Vadoca comemorou seus 90 anos com uma belíssima festa patrocinada pelos seus filhos, cuja temática foi, claro, o futebol. Não foi só uma confraternização familiar. Havia, além do tradicional bolo, uma história a permear o evento, numa avalanche de memória a descrever a identidade do verdadeiro futebol pioneiro deste Estado, conforme doutrina a percuciente lição de Fernando Canto. Vadoca é remanescente dos que viveram a experiência do futebol brilhante sem o rigor das técnicas ensinadas nas bases dos clubes organizados. É testemunho vivo do talento desenvolvido por intuição nos campos de terra batida da Rua Praia nos duros embates das peladas dos moleques pobres na disputa com a artesanal bola de seringa.

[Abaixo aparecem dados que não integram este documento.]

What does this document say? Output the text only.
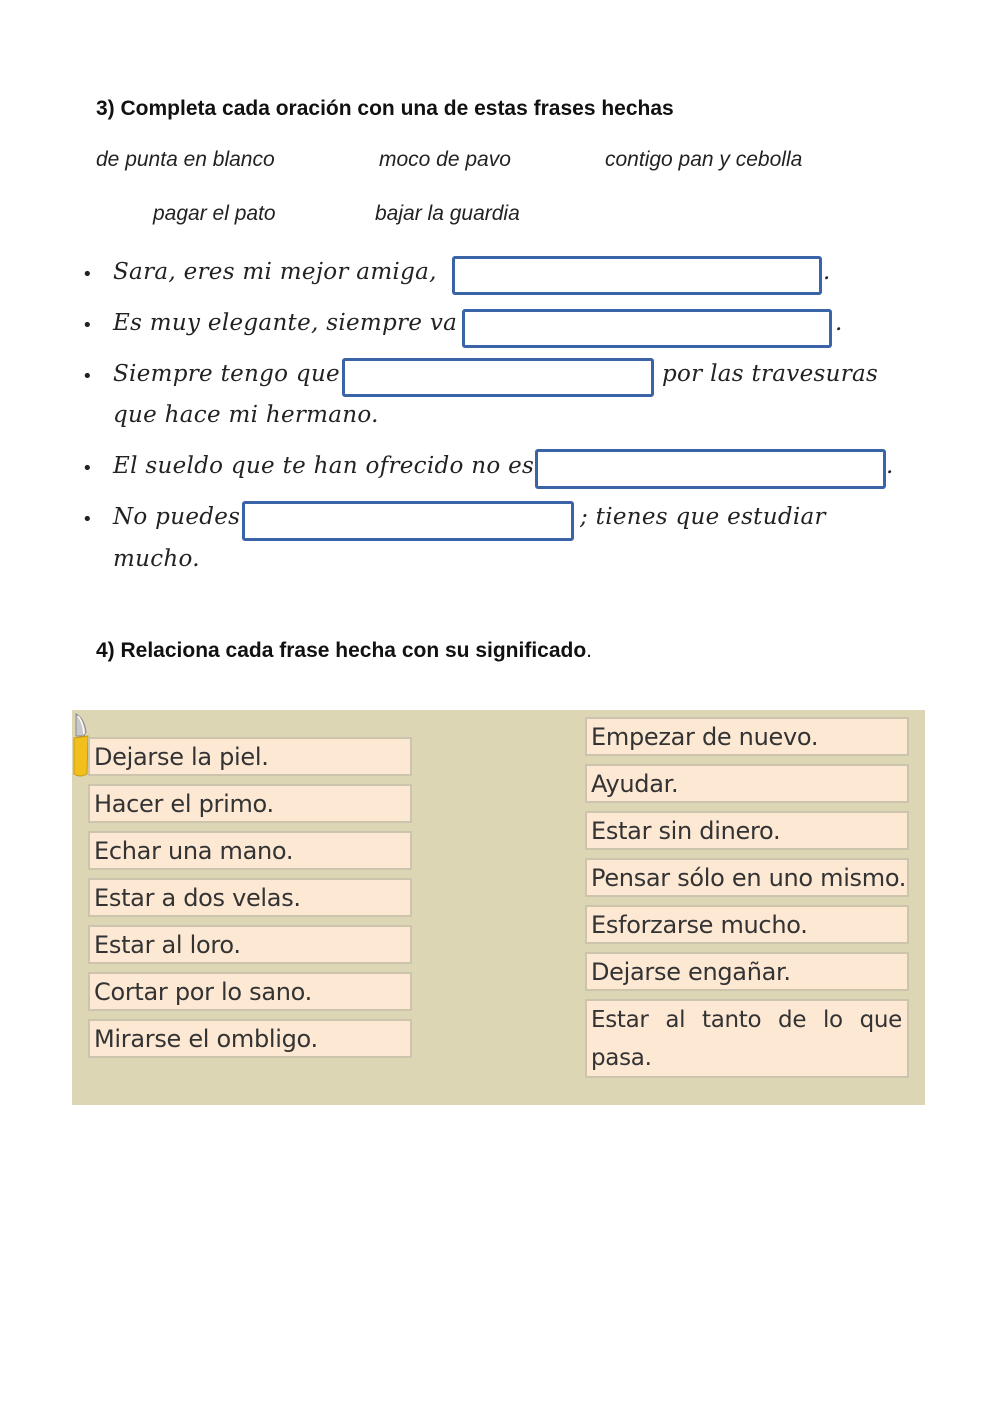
3) Completa cada oración con una de estas frases hechas
de punta en blanco	moco de pavo	contigo pan y cebolla
pagar el pato	bajar la guardia
• Sara, eres mi mejor amiga,	.
• Es muy elegante, siempre va	.
• Siempre tengo que	por las travesuras
que hace mi hermano.
• El sueldo que te han ofrecido no es	.
• No puedes	; tienes que estudiar
mucho.
4) Relaciona cada frase hecha con su significado.
Dejarse la piel.
Hacer el primo.
Echar una mano.
Estar a dos velas.
Estar al loro.
Cortar por lo sano.
Mirarse el ombligo.
Empezar de nuevo.
Ayudar.
Estar sin dinero.
Pensar sólo en uno mismo.
Esforzarse mucho.
Dejarse engañar.
Estar al tanto de lo que pasa.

Vadoca – sustentam os velhos cronistas e alguns memorialistas do futebol amapaense – tinha um extraordinário talento para o futebol com uma leveza que encantava. Iniciou no futebol com catorze anos, desafiando a tradição etária. Era de uma genialidade rara o que lhe angariou fama e prestígio na época. Hoje – como alfaiate – reproduz na parede temática de seu ateliê, a memória de sua história como desportista com fotos antigas que deixam um cheiro da Rua da Praia, local onde ensaiou seus primeiros dribles. Leonai Garcia, no livro Bola de Seringa, além de descrever os dotes técnicos de Vadoca, elege-o como inspiração da obra, por retratar uma época em que a genialidade futebolística era parida em ambientes ultra adversos.

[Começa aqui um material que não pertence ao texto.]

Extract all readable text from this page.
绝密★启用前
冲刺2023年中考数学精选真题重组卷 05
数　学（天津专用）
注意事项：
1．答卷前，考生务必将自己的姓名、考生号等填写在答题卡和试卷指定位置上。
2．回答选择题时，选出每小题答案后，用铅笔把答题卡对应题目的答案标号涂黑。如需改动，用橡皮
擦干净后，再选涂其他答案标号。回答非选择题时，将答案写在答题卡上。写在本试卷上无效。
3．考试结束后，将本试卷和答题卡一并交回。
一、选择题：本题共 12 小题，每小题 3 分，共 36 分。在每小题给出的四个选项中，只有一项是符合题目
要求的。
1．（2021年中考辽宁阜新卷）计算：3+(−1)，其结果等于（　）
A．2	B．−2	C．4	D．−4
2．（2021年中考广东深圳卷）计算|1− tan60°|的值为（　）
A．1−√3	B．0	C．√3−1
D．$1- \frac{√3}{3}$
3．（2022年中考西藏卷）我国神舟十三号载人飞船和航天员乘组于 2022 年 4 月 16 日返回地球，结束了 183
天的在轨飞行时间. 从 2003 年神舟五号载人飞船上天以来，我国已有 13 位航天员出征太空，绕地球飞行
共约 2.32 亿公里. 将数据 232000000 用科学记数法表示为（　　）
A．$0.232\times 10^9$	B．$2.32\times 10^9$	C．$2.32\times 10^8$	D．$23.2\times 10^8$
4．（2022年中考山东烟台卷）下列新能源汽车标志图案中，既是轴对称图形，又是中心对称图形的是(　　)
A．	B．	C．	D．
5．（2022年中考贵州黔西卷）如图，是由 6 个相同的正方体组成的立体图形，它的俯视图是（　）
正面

Na verdade, há dentro do niver da lenda viva Vadoca uma reivindicação silenciosa, charmosa e necessária da preservação da memória como ferramenta edificadora da cultura do futebol. Há, certamente, outros “vadocas” esquecidos que, sem a oportunidade de expor suas narrativas do passado, deixam um vazio histórico que espanca e acutila, sem perífrases, a cultura do futebol e deixa órfã gerações futuras. Há de acenar para que o poder público honre seu papel de ente que tem o papel incontornável preservar sua memória de modo a permitir que gerações futuras não fiquem privadas de conhecer tantas histórias maravilhosas como a do menino Vadoca da Rua da Praia que construiu sua técnica e talento usando a bola de seringa nos campos de terra batida da antiga Macapá. Salve o Vadoca!